Trois ans après son ouverture dans le quartier Saint-Pierre, à Lachine, le restaurant Falafel Saint-Jacques s’apprête à lancer une deuxième succursale dans l’arrondissement, sur la rue Notre-Dame.

«Ce sera un restaurant qui ressemblera au premier, mais nous comptons y ajouter une partie boulangerie où nous servirons encore plus de sorte de pains du monde entier», lance fièrement le propriétaire, Ronen Baruch.

L’actuel Falafel est trop étroit pour offrir une quantité plus large de produits.

Le propriétaire tenait à rester à Lachine, désireux d’apporter de la vie dans des quartiers où les commerces se font rares.

«Quand vous faites du bon travail, les gens viennent de partout. Tout est fait maison, nous travaillons fort et, malgré notre localisation, nous avons beaucoup de clients», concède le gérant, Saleh Seh.

Cette nouvelle enseigne devrait permettre d’aller chercher une nouvelle clientèle, notamment de Dorval et encore plus à l’Ouest. Elle disposera également d’une terrasse donnant sur la rue.

Recette gagnante

Les deux hommes se sont rencontrés il y a 15 ans. Ronen Baruch cherchait à l’époque un boulanger pour son enseigne de pain pita nommée Abolafia, sur la rue Saint-Jacques.

Pour ce faire, il décide de retourner sur ses terres d’origine, en Israël. Grâce à un de ses amis, il fait la connaissance de Saleh Seh, un Palestinien travaillant en Israël. Épaté par son savoir-faire, il lui propose de travailler avec lui au Canada. Jeune et sans enfants, M. Seh accepte de quitter son pays.

Il y a trois ans, Abolafia s’est transformé en restaurant où l’on sert des pains pita garnis ainsi que d’autres spécialités du Proche-Orient.

Les deux hommes sont devenus de grands amis et tiennent à ce que leur restaurant Falafel Saint-Jacques soit un lieu de paix, loin des conflits qui opposent leurs territoires.

«La nourriture rassemble les gens, peu importe leurs différences.

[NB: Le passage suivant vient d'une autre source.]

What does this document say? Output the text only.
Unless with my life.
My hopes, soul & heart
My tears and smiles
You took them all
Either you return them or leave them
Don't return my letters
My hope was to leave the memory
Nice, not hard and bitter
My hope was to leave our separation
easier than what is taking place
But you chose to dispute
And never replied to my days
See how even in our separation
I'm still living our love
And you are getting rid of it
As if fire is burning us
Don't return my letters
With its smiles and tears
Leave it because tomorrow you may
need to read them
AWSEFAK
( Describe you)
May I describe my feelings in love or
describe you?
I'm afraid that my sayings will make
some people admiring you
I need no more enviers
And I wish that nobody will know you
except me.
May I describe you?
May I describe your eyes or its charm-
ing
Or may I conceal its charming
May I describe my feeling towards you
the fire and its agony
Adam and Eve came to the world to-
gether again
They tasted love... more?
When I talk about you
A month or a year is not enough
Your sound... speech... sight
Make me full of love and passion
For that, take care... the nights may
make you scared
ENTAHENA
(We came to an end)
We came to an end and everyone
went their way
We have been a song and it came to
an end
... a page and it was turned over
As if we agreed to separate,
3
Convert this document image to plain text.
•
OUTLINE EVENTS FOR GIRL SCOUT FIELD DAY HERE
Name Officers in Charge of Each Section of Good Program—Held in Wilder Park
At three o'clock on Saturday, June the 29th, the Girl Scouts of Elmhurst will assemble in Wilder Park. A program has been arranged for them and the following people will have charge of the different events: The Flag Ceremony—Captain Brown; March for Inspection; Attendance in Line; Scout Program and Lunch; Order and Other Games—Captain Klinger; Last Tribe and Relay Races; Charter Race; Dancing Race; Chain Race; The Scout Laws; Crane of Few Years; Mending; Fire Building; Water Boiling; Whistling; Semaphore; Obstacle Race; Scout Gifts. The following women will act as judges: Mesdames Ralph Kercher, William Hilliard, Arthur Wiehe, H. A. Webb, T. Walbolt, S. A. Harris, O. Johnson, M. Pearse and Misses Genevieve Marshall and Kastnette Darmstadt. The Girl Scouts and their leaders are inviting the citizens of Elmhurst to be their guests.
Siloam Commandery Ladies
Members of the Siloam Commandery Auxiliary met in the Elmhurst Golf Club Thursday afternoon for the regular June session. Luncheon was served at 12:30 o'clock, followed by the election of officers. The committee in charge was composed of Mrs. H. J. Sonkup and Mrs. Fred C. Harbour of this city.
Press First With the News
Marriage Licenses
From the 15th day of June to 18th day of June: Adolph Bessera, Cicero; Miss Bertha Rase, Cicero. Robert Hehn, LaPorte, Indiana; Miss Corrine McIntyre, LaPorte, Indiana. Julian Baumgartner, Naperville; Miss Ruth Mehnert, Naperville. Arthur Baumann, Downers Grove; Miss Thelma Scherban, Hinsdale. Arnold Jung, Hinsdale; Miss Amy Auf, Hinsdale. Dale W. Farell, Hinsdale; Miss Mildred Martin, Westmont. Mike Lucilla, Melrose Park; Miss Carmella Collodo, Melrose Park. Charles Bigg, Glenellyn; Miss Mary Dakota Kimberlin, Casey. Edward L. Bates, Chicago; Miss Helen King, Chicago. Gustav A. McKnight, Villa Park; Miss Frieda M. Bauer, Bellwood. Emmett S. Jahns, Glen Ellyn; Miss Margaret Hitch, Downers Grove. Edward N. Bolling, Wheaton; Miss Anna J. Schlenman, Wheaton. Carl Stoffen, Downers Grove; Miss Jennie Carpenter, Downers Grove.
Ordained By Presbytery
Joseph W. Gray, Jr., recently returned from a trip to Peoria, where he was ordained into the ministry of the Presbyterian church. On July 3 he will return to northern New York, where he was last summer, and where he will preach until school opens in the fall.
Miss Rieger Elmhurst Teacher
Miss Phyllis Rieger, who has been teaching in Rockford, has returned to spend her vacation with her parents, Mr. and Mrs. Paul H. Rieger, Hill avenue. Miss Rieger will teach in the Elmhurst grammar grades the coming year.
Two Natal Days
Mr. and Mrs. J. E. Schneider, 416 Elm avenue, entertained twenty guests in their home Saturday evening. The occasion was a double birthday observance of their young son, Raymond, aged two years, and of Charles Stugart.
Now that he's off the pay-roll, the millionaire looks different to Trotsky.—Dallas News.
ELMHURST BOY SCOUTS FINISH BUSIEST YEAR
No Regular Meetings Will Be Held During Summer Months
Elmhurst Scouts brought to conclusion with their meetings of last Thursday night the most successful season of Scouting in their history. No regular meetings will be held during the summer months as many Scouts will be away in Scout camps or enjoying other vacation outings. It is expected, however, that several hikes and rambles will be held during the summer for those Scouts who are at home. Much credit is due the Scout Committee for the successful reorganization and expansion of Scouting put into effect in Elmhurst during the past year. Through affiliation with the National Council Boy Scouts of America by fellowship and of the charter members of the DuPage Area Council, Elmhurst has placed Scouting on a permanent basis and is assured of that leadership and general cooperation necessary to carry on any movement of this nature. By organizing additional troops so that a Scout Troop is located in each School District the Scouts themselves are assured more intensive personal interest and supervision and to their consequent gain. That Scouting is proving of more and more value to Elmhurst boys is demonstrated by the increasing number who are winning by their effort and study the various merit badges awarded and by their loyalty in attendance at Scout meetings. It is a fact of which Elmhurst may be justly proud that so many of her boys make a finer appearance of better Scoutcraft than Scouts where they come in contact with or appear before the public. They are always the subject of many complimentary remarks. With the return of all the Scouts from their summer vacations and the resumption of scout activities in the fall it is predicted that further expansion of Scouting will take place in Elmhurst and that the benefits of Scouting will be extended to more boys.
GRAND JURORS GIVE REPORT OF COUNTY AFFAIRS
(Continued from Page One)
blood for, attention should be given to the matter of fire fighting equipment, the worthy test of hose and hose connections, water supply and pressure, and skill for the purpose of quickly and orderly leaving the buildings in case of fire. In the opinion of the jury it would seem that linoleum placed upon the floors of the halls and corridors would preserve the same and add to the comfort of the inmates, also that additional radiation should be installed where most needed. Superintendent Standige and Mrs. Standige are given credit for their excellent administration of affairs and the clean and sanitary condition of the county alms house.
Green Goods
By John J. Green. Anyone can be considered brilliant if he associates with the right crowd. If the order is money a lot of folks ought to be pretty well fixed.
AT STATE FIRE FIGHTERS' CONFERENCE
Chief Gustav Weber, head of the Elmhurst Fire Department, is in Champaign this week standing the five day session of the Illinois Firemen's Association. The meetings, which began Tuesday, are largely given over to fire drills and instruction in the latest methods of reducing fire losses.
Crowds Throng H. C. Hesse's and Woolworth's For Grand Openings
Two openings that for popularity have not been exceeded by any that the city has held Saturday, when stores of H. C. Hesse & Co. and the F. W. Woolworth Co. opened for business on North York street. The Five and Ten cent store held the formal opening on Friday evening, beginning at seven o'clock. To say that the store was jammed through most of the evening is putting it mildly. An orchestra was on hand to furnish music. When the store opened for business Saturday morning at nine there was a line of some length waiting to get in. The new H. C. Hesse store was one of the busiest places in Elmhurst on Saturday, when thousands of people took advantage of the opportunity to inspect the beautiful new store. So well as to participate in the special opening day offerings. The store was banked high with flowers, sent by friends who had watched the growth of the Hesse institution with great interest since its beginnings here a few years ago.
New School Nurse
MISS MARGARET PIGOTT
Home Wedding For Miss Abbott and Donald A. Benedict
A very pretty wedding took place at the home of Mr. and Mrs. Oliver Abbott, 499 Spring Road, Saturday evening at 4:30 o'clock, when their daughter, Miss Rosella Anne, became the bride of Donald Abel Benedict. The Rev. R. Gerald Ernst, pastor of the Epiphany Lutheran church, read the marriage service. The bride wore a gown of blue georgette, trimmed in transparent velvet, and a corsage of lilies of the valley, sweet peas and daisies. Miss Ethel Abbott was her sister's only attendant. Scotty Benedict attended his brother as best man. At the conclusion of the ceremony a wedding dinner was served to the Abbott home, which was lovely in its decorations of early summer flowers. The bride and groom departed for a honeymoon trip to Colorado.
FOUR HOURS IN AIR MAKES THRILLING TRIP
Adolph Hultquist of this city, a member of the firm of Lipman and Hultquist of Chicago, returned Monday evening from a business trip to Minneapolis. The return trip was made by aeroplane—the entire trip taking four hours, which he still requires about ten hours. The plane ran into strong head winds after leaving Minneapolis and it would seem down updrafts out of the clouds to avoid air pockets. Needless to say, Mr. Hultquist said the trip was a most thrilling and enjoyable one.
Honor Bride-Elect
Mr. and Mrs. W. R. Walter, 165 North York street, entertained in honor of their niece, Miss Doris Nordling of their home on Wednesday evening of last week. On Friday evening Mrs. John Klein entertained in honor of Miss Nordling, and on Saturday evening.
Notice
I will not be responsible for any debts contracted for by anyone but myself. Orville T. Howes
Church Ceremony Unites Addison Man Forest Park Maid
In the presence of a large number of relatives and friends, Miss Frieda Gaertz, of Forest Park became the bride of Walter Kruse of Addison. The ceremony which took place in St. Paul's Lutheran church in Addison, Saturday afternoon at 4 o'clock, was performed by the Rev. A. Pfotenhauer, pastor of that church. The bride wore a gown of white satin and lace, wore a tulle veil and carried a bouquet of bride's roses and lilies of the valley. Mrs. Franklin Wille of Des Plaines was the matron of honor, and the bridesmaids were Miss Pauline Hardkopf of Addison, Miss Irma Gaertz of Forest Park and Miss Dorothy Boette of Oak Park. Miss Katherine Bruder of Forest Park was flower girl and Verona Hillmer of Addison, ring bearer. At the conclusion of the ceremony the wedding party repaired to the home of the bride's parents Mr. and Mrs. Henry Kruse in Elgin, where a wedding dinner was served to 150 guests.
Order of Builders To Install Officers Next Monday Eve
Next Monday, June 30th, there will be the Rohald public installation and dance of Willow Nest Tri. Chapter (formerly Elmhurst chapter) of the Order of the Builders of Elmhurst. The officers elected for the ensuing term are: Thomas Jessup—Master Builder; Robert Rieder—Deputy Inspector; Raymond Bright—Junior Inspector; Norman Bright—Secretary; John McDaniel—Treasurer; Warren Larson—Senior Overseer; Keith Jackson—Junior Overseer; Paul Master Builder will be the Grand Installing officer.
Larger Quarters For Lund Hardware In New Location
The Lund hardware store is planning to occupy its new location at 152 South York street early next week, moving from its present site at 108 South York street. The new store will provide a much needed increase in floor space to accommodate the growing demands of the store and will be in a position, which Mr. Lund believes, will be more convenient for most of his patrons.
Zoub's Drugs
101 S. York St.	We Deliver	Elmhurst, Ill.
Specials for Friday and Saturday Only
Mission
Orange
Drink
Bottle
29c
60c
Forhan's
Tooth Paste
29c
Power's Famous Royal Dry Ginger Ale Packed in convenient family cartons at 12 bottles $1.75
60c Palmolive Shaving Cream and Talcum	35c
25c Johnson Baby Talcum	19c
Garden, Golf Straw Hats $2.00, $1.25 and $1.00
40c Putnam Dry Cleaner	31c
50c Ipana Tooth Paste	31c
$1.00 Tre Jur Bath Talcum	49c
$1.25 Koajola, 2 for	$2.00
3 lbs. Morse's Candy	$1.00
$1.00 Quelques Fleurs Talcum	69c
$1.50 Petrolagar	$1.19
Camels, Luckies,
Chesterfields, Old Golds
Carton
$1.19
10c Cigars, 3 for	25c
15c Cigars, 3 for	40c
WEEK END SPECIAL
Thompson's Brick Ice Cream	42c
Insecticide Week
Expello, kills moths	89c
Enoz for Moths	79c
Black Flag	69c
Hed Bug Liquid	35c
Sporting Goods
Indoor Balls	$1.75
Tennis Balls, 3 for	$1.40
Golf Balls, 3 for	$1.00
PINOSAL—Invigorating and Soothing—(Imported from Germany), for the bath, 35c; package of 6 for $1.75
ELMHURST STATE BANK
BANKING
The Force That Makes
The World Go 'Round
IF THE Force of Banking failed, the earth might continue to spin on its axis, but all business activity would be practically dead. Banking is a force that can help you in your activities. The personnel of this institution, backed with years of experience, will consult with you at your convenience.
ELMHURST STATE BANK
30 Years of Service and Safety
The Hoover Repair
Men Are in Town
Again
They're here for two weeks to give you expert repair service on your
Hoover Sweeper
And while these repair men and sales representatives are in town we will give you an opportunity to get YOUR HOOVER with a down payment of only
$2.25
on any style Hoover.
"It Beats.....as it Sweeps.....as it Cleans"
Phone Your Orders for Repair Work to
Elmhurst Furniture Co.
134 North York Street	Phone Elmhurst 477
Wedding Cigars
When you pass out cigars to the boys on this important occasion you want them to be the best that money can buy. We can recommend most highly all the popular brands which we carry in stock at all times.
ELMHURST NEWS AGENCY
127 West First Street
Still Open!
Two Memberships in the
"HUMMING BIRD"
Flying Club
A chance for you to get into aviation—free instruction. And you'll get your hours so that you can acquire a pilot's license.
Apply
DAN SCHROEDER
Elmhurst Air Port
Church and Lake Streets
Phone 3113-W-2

Selon moi, c’est important de faire les choses avec son cœur et d’être généreux, je ne veux que personne ne ressort d’ici en ayant faim», confie M. Seh, en souriant.

De religions différentes, l’un étant musulman et l’autre juif, les deux hommes ont par ailleurs décidé d’offrir des repas végétariens pour faire consensus.